Les polychètes, animaux fantastiques bien réels !
Publié le 06/05/2025
En tant que taxonomiste pour l'Ifremer, Gabin Droual étudie et classe les animaux du fond de la mer (zone benthique). Parmi ses spécialités : les polychètes ; ces vers — surtout marins — sont particulièrement fascinants du fait de leur diversité et des adaptations qu'ils ont manifestées au fil de l'évolution.
Ingénieur de recherche pour l'Ifremer au laboratoire Dyneco (Dynamique des systèmes côtiers), Gabin Droual est taxonomiste naturaliste : il identifie et classe les êtres vivants, ceux de la zone benthique (fond marin) en ce qui le concerne : des poissons, oursins... et des vers. Les polychètes sont sans doute ses animaux fétiches et il faut dire qu'ils sont bel et bien fascinants.
L'origine de la classe des polychètes remonte à très loin, environ 520 millions d'années. C'est à cette époque qu'ils se sont séparés des autres Annélides, la grande famille (embranchement) des vers à anneaux qui compte aussi les lombrics et des sangsues. La particularité des polychètes, comme l'indique leur nom, c'est le nombre de soies qui sortent de leur corps et leur servent à avancer, s'accrocher ou attraper de la nourriture. Ce sont aussi ces organes qui font la beauté de ces animaux si délicats et souvent colorés.
14 000 espèces de polychètes décrites et encore bien d'autres, encore inconnues
Les taxonomistes comme Gabin Droual ont répertorié près de 14 000 espèces de polychètes (2000 en France), mais ils estiment qu'il leur en reste encore autant, voire davantage à découvrir et décrire. C'est dire la diversité de cette classe. Et en effet, que ce soit par la taille, les modes de reproduction, les milieux occupés, ces vers semblent incarner parfaitement les chemins de l'évolution des espèces.
La plupart des polychètes vivent en milieu marin, de l'estran aux grands fonds, enfouis dans les sédiments ou nageant près des sources hydrothermales. Les plus grands mesurent 3 mètres, les plus petits doivent être observés à la loupe binoculaire. Certains sont prédateurs (de poissons), d'autres simplement filtreurs, certains captent la nourriture au sol avec un filament (les déposivores), d'autres encore se nourrissent des bactéries et champignons du sable en rejetant la matière minérale sous forme de petits tortillons (voir photo de couverture). Il existe aussi des polychètes qui en parasitent d'autres, mais ils sont particulièrement difficiles à étudier et les scientifiques ignorent l'essentiel de leur biologie. D'une façon générale, même pour décrire un nouveau spécimen découvert la nature, il faut attendre sept ans pour qu'un taxonomiste se penche sur un polychète... qui n'est donc pas une priorité de la science.

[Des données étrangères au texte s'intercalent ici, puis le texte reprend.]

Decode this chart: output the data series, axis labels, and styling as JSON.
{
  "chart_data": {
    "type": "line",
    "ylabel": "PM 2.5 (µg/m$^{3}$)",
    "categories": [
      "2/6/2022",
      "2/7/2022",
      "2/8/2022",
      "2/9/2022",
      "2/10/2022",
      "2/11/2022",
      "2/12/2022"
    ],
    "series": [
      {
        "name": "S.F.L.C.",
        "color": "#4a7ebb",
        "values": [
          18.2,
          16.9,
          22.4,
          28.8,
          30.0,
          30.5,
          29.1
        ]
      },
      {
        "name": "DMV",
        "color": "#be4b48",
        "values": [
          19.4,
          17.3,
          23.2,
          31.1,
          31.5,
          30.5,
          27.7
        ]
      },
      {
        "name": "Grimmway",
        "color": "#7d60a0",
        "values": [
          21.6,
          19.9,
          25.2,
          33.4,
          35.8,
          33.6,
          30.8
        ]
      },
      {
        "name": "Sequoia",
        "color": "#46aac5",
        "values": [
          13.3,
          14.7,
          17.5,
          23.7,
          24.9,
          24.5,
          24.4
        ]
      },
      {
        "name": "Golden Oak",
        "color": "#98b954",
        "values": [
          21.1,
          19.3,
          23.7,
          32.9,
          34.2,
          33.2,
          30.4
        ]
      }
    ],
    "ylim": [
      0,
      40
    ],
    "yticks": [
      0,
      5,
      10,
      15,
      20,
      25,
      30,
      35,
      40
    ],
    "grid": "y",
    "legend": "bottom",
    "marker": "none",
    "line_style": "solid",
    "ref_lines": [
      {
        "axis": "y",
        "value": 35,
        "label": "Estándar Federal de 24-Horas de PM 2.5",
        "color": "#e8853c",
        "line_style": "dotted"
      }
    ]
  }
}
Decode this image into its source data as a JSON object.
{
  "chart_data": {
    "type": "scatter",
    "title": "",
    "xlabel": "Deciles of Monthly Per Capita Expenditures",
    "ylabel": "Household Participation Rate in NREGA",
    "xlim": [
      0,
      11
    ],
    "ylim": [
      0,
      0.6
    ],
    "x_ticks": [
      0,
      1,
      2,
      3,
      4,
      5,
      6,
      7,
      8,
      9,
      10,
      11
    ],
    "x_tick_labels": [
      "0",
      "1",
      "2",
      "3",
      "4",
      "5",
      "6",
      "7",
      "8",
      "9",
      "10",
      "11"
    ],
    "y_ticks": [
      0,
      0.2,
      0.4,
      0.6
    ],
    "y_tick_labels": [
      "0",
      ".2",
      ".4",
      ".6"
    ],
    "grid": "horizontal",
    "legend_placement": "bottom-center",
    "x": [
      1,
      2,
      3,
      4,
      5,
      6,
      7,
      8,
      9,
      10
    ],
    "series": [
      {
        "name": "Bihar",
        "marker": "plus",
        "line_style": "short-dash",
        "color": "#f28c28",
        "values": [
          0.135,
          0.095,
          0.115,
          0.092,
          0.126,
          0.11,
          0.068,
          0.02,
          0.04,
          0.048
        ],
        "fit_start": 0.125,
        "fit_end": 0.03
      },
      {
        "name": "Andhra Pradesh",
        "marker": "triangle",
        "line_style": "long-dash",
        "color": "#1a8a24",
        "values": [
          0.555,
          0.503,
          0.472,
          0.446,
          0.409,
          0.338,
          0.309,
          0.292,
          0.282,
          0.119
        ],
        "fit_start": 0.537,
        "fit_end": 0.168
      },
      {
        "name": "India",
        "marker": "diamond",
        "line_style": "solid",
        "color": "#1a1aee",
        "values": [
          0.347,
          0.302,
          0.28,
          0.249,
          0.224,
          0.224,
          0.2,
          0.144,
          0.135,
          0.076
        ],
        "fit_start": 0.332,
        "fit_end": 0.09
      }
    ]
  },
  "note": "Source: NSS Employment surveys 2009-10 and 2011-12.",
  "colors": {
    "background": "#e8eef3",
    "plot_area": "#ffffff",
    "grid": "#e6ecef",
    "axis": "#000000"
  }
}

Les modes de reproduction variés et inventifs des polychètes
Pourtant, quand on se penche sur le mode de reproduction des polychètes, on est encore plus étonné. Certains vers utilisent la méthode du clonage pour se multiplier : en "pondant" leurs juvéniles attachés à leur intestin dans leur sillage, en se séparant d'une partie de leur corps qui deviendra un nouvel être, en laissant pousser leurs petits sur leur dos comme des pustules... La reproduction sexuée a néanmoins été adoptée par d'autres espèces dont une qui perd toute substance interne et se transforme en simple "sac de gamètes". Tous ces gamètes sortiront ensemble et nageront vers la colonne d'eau, abandonnant ce qu'il reste de leur parent, à la recherche d'autres gamètes. D'autres encore laissent sur des cailloux ou des coquillages des "capsules" verdâtres et translucides au travers desquelles on voit les petits. En 2011, Herbert Wilson a estimé qu'il existait 18 modes de reproduction des polychètes.
Même pour respirer, ces vers ont adopté différentes stratégies : par des branchies, en avalant de l'eau dont ils récupèrent l'oxygène ou directement par la peau.
Les polychètes méritent qu'on leur prête attention. Pour acquérir une connaissance empirique des milieux, de leur état écologique et des impacts humains sur les habitats.